The first track, “Televised Executions,” is misleading, the red herring of the album. No, wait, it’s actually a red herring tied to a gigantic middle finger pointed at everyone who said that Suicide couldn’t expand their sonic formula. So you’ve got record scratching, funk guitar and liquid bass all competing for space over Vega’s echo-hell vocals, a strange mixture of growls, howls and clipped words. It’s the perfect synthesis between Iggy, jazz scatting and Burroughs’ cut-ups come to life. “Mystery Train” is the perfect crystallization of the stage of grief where numbness and ice begins to overwhelm the sadness that has filled your soul.

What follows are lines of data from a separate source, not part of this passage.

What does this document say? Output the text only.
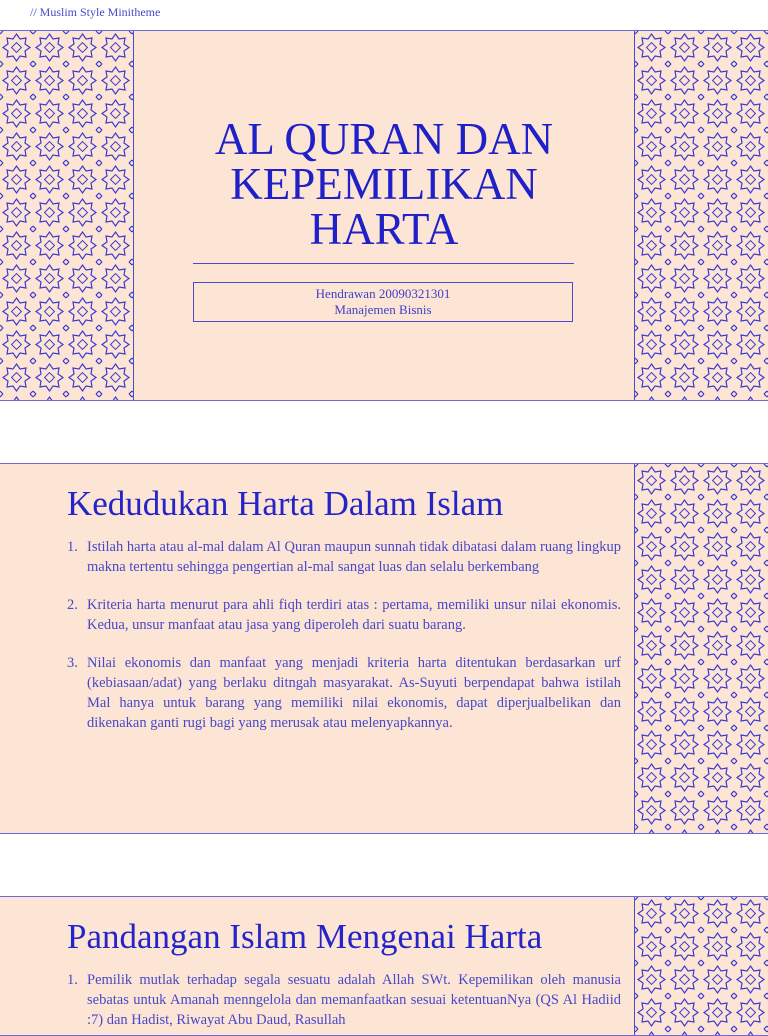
// Muslim Style Minitheme
AL QURAN DAN
KEPEMILIKAN
HARTA
Hendrawan 20090321301
Manajemen Bisnis
Kedudukan Harta Dalam Islam
1. Istilah harta atau al-mal dalam Al Quran maupun sunnah tidak dibatasi dalam ruang lingkup makna tertentu sehingga pengertian al-mal sangat luas dan selalu berkembang
2. Kriteria harta menurut para ahli fiqh terdiri atas : pertama, memiliki unsur nilai ekonomis. Kedua, unsur manfaat atau jasa yang diperoleh dari suatu barang.
3. Nilai ekonomis dan manfaat yang menjadi kriteria harta ditentukan berdasarkan urf (kebiasaan/adat) yang berlaku ditngah masyarakat. As-Suyuti berpendapat bahwa istilah Mal hanya untuk barang yang memiliki nilai ekonomis, dapat diperjualbelikan dan dikenakan ganti rugi bagi yang merusak atau melenyapkannya.
Pandangan Islam Mengenai Harta
1. Pemilik mutlak terhadap segala sesuatu adalah Allah SWt. Kepemilikan oleh manusia sebatas untuk Amanah menngelola dan memanfaatkan sesuai ketentuanNya (QS Al Hadiid :7) dan Hadist, Riwayat Abu Daud, Rasullah
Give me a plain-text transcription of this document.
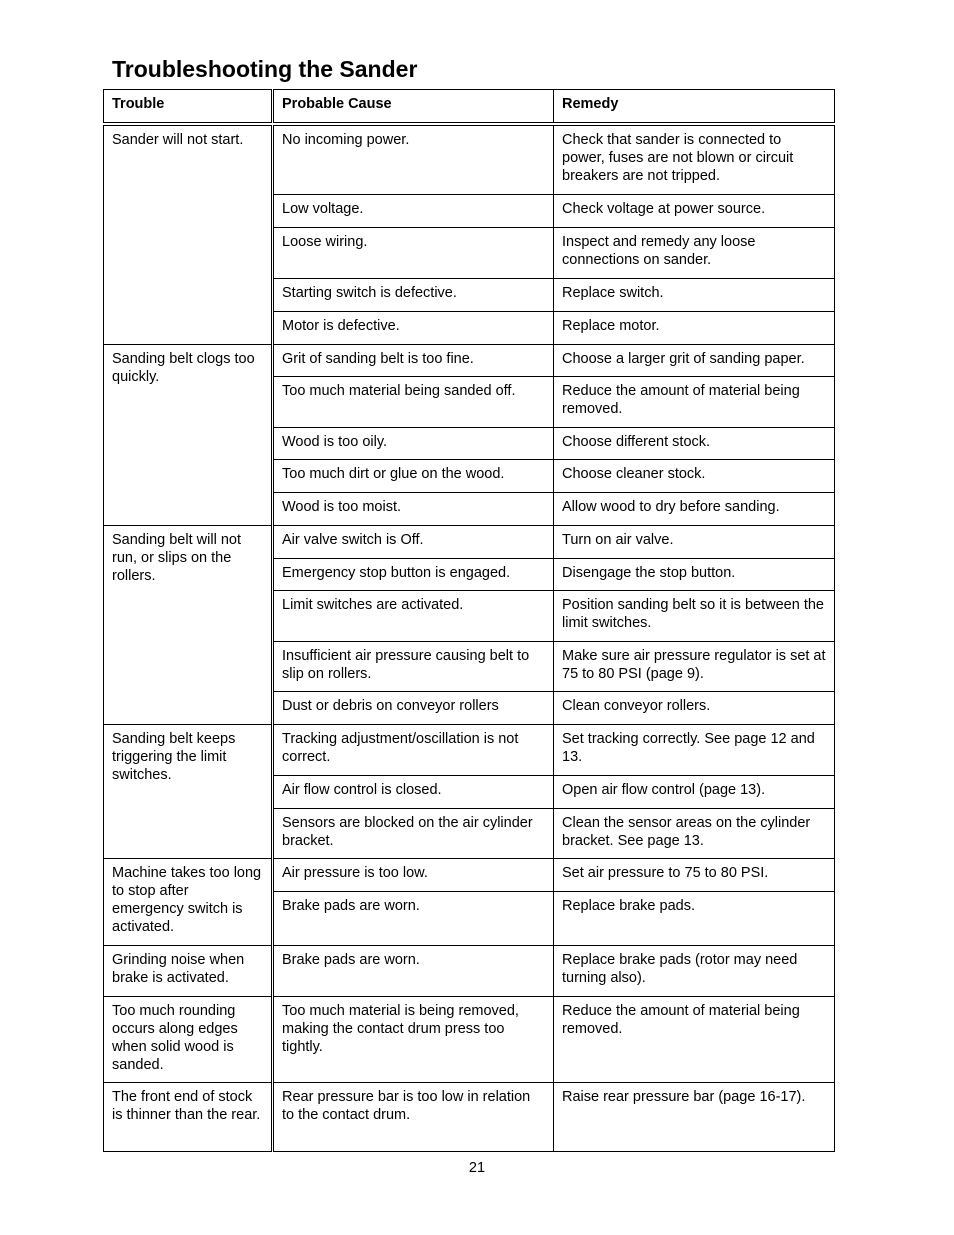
Troubleshooting the Sander
Trouble	Probable Cause	Remedy

Sander will not start.	No incoming power.	Check that sander is connected to power, fuses are not blown or circuit breakers are not tripped.
	Low voltage.	Check voltage at power source.
	Loose wiring.	Inspect and remedy any loose connections on sander.
	Starting switch is defective.	Replace switch.
	Motor is defective.	Replace motor.
Sanding belt clogs too quickly.	Grit of sanding belt is too fine.	Choose a larger grit of sanding paper.
	Too much material being sanded off.	Reduce the amount of material being removed.
	Wood is too oily.	Choose different stock.
	Too much dirt or glue on the wood.	Choose cleaner stock.
	Wood is too moist.	Allow wood to dry before sanding.
Sanding belt will not run, or slips on the rollers.	Air valve switch is Off.	Turn on air valve.
	Emergency stop button is engaged.	Disengage the stop button.
	Limit switches are activated.	Position sanding belt so it is between the limit switches.
	Insufficient air pressure causing belt to slip on rollers.	Make sure air pressure regulator is set at 75 to 80 PSI (page 9).
	Dust or debris on conveyor rollers	Clean conveyor rollers.
Sanding belt keeps triggering the limit switches.	Tracking adjustment/oscillation is not correct.	Set tracking correctly. See page 12 and 13.
	Air flow control is closed.	Open air flow control (page 13).
	Sensors are blocked on the air cylinder bracket.	Clean the sensor areas on the cylinder bracket. See page 13.
Machine takes too long to stop after emergency switch is activated.	Air pressure is too low.	Set air pressure to 75 to 80 PSI.
	Brake pads are worn.	Replace brake pads.
Grinding noise when brake is activated.	Brake pads are worn.	Replace brake pads (rotor may need turning also).
Too much rounding occurs along edges when solid wood is sanded.	Too much material is being removed, making the contact drum press too tightly.	Reduce the amount of material being removed.
The front end of stock is thinner than the rear.	Rear pressure bar is too low in relation to the contact drum.	Raise rear pressure bar (page 16-17).
21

Vega stumbles around, lost in the subway, looking for the mystery train and almost offhandedly mumbling that he “buried his brother today.” Meanwhile, Rev tends to a stately synth rhythm that’s like a tragic Pet Shop Boys. It’s a stunning eulogy. “Beggin’ For Miracles” is all b-boy swagger, mixed with Vega’s switchblade preacher shtick. But guess what? Suddenly, all of his doomy prophecies have come true, so it turns out you better listen to him quite closely.

Tracks like “Swearin’ To The Flag” and “American Mean” show some evidence that Rev and Vega have been actively absorbing club culture over the years – but they temper the optimism with an anger spawned from twenty years of being beaten on and fucked with and then the wisdom that comes out of carving your own way inch by bloody inch. It’s all like showing Easy Rider at a rave with Brando, circa On The Waterfront, as the dj. Yeah! “Wrong Decisions” beats Cypress Hill at their own laid-back, stoner-gangsta game (funky!), coupled with some sampled R&B horns and Vega’s most eerily intimate vocal performance. It’s mixed all high and dry, to the point where his gasps and moans sound all visceral, like they’re little knives running up and down your back, and the deadpan words are whispered deep into your ear.

The schizophrenia in post-millennial American society is laid bare in two of the album’s thematic and sonic polar opposites. The white noise fever dream of “Dachau, Disney, Disco,” where a shrine of found sound houses the three words, the three faces of America, repeated again and again. On the other end of the spectrum is “Child In A New World,” trying to find hope and life among the ruin, wedding a chop-shopped hedonistic club beat to Vega freestyling and growling words of optimistic encouragement (as Suicide are, at their core, the very opposite of nihilism) to the young’uns trying to find their way in the post-September 11th world. It’s ironic that the song which kickstarted the whole American Supreme process is the piece that closes the record. “I Don’t Know” is a brutal industrial mantra where Vega, helix-looped into an infinity of voices, lays bare his paralyzing self-doubts and fears in a series of clipped phrases like, “I don’t know what to do/should I cry/ should I lash out.”

American Supreme authoritatively does away with two truisms: (1) that rock and roll is a young man’s game, and (2) that all your heroes will eventually disappoint you. I’ve been following Alan and Marty for about a decade now, and they haven’t let me down. I assure you, on the strength of American Supreme, that they won’t. This is real. New York forever.